Today is a resting day in Shigatse, Tibet’s second biggest town. We were all very happy that we did not have to ride today, because we are all tired and suddenly everybody is getting injuries (mainly knee injuries: the joints in my knees cause me a lot of pain, but once you’re on the bike you try to forget about it). We have covered about 350 km so far, and we are getting close to 1/3 of the trip.
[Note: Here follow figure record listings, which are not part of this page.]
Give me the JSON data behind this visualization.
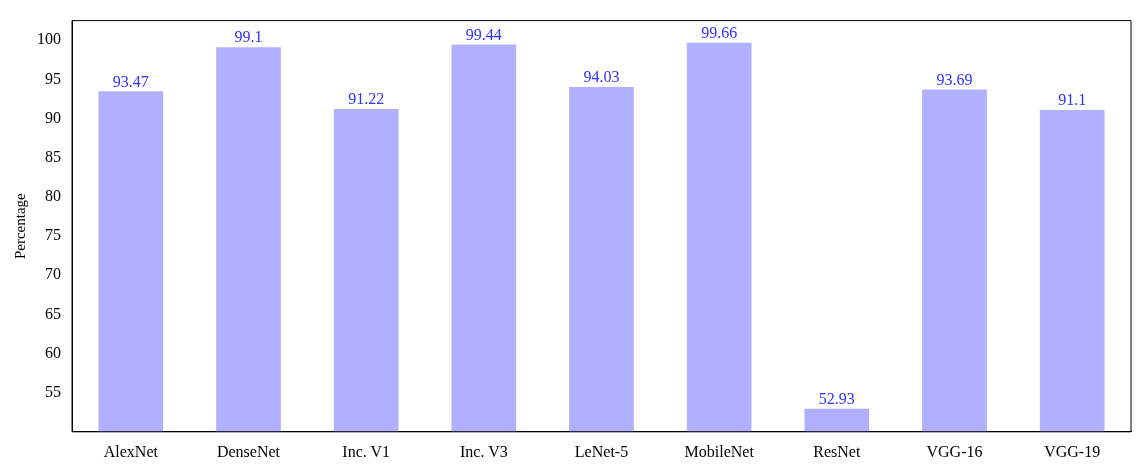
{
  "chart_data": {
    "type": "bar",
    "ylabel": "Percentage",
    "categories": [
      "AlexNet",
      "DenseNet",
      "Inc. V1",
      "Inc. V3",
      "LeNet-5",
      "MobileNet",
      "ResNet",
      "VGG-16",
      "VGG-19"
    ],
    "values": [
      93.47,
      99.1,
      91.22,
      99.44,
      94.03,
      99.66,
      52.93,
      93.69,
      91.1
    ],
    "color": "#b0b0ff",
    "ylim": [
      50,
      102.5
    ],
    "yticks": [
      55,
      60,
      65,
      70,
      75,
      80,
      85,
      90,
      95,
      100
    ],
    "grid": false,
    "legend": false,
    "data_labels": true
  }
}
Yesterday we rode from Gyantse to Shigatse, a distance of about 95 kilometer at an average altitude of 3950 meters. Compared to some of the other stages this was an easy one. Even the altitude is not a real issue anymore, if you don’t ride too fast you don’t even notice it anymore. The next days we will be camping between 4500 and 5000 meters, and I hope that also there we won’t have any altitude related problems anymore. The ride yesterday was basically one straight road through a valley with high mountains on both sides. This is a fertile part of Tibet, and everywhere farmers were busy ploughing their land with yaks or horses. We stopped a couple of times to look at what they were doing, and sometimes they then also came to look at what we were doing. Communication was impossible, they did not speak any Mandarin only Tibetan. But all of them screamed ‘hello’ at us, followed by a big smile. My opinion is that Tibetans are extremely friendly people, at least in the part of Tibet that we have driven through so far.
The nature in Tibet is so beautiful: most of the time it is like you are riding on the moon, because there is hardly any vegetation at this altitude, and you are surrounded by snow covered mountains. It is very quiet, and you really feel the power of nature. Especially when it becomes windy or when the temperature suddenly drops 10-15 degrees (this can happen in a matter of minutes). The part we have ridden so far was very quiet, with hardly any people or cars.
And we have not seen any other bike riders so far, we seem to be the only ones who do this long-distance high-altitude ride on a bike. This is understandable of course, but actually the people who do this in a 4×4 miss out on a lot of interesting things that happen along the road or that can be seen along the route. I am really happy that I have chosen to see Tibet this way. And I am happy that I am still managing it, it is certainly not an easy ride.
Shigatse, the town where we are now, is quite nice. It has an old Tibetan part, where people live their lives like they have been doing for the past hundreds of years. Not much has changed, except for the fact that they now have electricity (water they still don’t have). Shigatse, like Gyantse, has a Dzong (fort) overlooking the city. This one was destroyed in 1959 during a Tibetan uprising, but is now being rebuilt. We took a look at the Dzong today (officially not allowed, but we just walked up the mountain and into the fort), and only the outside is finished so far. After that we went to the monastery, which is about a kilometer away from the Dzong. This is the official residence of the Panchen Lama, and all the former Panchen Lama’s are buried here as well. There were hardly any other tourists (amazing, considering that this is one of the main sights in Tibet and it is May Holiday now here), so we could take a good look without being rushed around. This monastery was the nicest one we have seen so far, especially because most of it was saved during the Cultural Revolution. It is almost like a town within a town, and there are hundreds (or maybe thousands?) of monks still living here.
Today my wife and Gary’s girlfriend left, they are off to Lhasa and then fly back to Shanghai. Someone has to earn money 🙂 They will pick us up in Kathmandu in about 2 weeks from now. It’s probably better that they are going back, because from now on the trip will be getting really difficult. No more hotels, and probably some really cold nights (and snow) high up in the mountains. I think it’s better we face these hardships alone, instead of letting them ‘suffer’ with us.